Ловко лавируя между торговыми лавочками, он направился к чёрному входу, я за ним, стараясь не привлекать к себе внимания. В тёмных закоулках коридора, я его потеряла из виду, шла уже наобум. Перед самой дверью с зелёной табличкой «выход», откуда-то сбоку меня схватила рука и утянула за собой. Мы с чудовищем, а это был он, оказались в какой-то каморке, подсобке, которой редко пользовались, отовсюду свисали клоки пыли. Он чёткими быстрыми движениями доставал содержимое сумки. К моему удивлению, это оказались средства гримировки. Он секундными движениями прицепил себе кустистые брови и усы, ему даже не потребовалось посмотреться в отражение. Что сказало мне о том, что такая процедура для него сродни почистить зубы, проделывал этот номер много раз. Также он достал длинноволосый светлый мужской парик с хвостом, небрежно накинул на голову, а сверху припечатал кепкой. Вывернул куртку, которая, как я сейчас обнаружила, была двусторонней. Дальше принялся за меня.
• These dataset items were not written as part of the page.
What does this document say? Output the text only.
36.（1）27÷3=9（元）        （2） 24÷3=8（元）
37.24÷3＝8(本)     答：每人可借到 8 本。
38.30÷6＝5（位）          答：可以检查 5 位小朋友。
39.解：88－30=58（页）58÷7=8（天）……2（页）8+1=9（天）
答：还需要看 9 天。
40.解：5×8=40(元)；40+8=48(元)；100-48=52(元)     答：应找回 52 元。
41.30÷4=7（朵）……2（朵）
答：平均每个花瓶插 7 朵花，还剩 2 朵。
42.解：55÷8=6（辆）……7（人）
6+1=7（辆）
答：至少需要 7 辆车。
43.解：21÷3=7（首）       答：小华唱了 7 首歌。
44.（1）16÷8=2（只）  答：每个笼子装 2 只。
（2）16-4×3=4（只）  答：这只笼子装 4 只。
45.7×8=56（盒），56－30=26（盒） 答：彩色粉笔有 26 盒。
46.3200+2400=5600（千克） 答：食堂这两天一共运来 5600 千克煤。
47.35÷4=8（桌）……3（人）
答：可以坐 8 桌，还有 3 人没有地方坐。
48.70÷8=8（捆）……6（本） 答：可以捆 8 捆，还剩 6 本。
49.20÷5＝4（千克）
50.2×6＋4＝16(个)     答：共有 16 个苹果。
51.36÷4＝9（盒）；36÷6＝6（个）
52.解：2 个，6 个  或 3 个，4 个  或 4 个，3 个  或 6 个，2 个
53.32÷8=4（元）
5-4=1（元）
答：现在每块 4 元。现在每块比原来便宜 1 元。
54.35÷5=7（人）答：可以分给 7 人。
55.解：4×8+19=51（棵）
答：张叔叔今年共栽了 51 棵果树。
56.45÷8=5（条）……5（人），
Достал женский длинный ярко-рыжий парик, нахлобучил и попросил задрать голову. Я подняла, он начал аккуратно его присобачивать, убирая мешающие мои волосы. Когда, по его мнению, парик сел правильно, он достал морковную помаду.
– Накрась пожирнее и поярче.
Не сопротивляясь, я кое-как намазала губы, как он просил погуще, в несколько слоёв. Далее он достал сложенный размером с носовой платок чёрный дождевик и одел сверху на моё пальто, как плащ-палатку. Оглядел свою работу и вынес вердикт:
– В идеале надо сменить обувь или носить неприметные ботинки, но для мастер-класса сойдёт. Пошли.
Он опустил голову, ссутулился и изменившейся походкой пошёл на выход. Я причмокнула губами. Профессионал. Ни за что бы его не узнала, хотя изменений по минимуму. И всё за секунды! Он показывал дорогу дворами и требовал запоминать. В перпендикулярном к нашему сзади доме тоже был проходной подъезд, и мы сначала прошли через него. Потом нырнули в свой и поднялись в квартиру.
– Запомнила? – строго спросил он.
Но я разглядывала себя в зеркале в прихожей. Интересно же посмотреть на себя в новом образе.